The second open heart surgery went well. It was fast and what they found was that it was not an invaginated atrial appendage or a clot, it was fluid in the posterior pericardial sack that was pressing on the heart and it was a suture line that was a little more prominent than what they are normally used to. It was a long day and I had some words with the Dr. Kaza that I wish I could take back now, but as a father (and a physician) I had some really tough questions for him and the cardiologists. I guess that underlying all of this is my skepticism that he really needed a heart transplant. I am still trying to figure out why that bothers me as much as it does. I am not ungrateful for the heart but a heart transplant is not a cure. It is another form of palliation with many more risks and many inherent complications. I can't wait for the day when he can come home. I love hospitals but they are the scariest places in the world. . .and I work in one. I think I offended the transplant surgeon but I was acting as a father and a frustrated one at that. In the depths of my heart I really do appreciate everything that he has done for us.
Again Matthew was sedate, lined up, and on a breathing machine. We get to go through all of the first two post op days again. We have narrowed some of his delirium down to benadryl (so he won't ever be getting that again) and we have switched to synthetic opiates because they have less breakdown products that are pyschotrophic.
It is now Saturday morning and we are back at it again. Our bishop came to the rescue and brought his camper up for us to sleep in. We are right next to the hospital and less than 30 seconds from Matthew's room. I got a great night sleep last night (the night before I was on a hard floor in a sleeping bag . . .I guess I am looking for a little sympathy here). To have a place to go and relax is wonderful. It was a design flaw to build a 42 bed ICU with only six parent sleep rooms. If I were a philanthropist I would use my money to 1) first try to buy the Kirtland Temple from the RLDS and 2)Build Utah a new state of the art children's hospital where every ICU bed had a parent room with it. Who wants to ever leave their children when they are in the icu?

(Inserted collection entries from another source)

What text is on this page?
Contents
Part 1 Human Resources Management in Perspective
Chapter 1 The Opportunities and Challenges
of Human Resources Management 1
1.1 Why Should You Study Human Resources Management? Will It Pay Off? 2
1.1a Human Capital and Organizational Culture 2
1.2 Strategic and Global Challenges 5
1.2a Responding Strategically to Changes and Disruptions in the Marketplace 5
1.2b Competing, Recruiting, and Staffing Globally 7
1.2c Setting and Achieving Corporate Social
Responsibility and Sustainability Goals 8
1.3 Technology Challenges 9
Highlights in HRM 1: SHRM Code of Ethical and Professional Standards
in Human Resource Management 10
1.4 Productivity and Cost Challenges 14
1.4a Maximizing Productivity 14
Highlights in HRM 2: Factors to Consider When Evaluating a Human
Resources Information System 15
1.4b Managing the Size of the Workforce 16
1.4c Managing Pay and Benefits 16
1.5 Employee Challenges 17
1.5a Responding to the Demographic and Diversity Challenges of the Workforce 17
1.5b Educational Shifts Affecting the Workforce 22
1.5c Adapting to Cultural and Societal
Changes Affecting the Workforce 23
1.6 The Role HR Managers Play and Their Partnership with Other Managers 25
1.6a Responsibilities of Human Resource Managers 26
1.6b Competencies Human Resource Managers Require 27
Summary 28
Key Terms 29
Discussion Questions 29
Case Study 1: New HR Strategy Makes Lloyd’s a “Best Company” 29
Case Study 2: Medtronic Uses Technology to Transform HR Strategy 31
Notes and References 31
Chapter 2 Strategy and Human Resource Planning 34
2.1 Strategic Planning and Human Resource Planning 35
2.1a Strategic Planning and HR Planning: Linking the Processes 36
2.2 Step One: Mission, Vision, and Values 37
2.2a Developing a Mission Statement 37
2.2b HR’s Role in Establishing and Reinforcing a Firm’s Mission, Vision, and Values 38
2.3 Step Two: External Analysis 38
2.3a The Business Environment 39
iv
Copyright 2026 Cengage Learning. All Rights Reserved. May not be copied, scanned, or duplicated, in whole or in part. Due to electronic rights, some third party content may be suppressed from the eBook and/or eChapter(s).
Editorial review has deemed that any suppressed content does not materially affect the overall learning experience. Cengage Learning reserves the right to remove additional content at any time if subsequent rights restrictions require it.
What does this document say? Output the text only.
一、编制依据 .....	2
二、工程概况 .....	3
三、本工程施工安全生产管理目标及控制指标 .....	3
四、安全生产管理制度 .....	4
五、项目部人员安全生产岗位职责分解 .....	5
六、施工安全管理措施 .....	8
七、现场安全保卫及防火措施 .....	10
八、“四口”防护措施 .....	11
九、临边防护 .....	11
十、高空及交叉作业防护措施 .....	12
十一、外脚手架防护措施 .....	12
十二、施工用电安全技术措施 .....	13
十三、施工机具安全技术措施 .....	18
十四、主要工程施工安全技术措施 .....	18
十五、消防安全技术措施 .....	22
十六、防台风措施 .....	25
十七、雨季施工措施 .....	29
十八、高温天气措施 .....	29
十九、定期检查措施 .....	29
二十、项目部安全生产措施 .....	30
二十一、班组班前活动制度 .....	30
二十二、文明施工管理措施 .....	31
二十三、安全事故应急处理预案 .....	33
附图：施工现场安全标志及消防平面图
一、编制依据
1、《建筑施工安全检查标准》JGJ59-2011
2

I just spoke with Dr. Kaza and the plan for today is to pull the breathing tube out, wake him up again, start feeding him (It has been 3 and 1/2 days since he ate), adjust his PICC line, and hope that we don't have another day of "Wrestlmania" with a two year old. Tomorrow he said that we would be pulling out his chest and mediastinal drains as well as that hated right atrial line.
As for Chrissy and I, we are surviving. We have been here before and we would do it again for any of our children. For one day at home playing with trains and Misty (the dog) it will be worth it. We are so thankful (cannot say enough) about our parents, family, partners, ward, work, and our angels on the other side (Anne we know you are on assignment here). Thank you sooo much.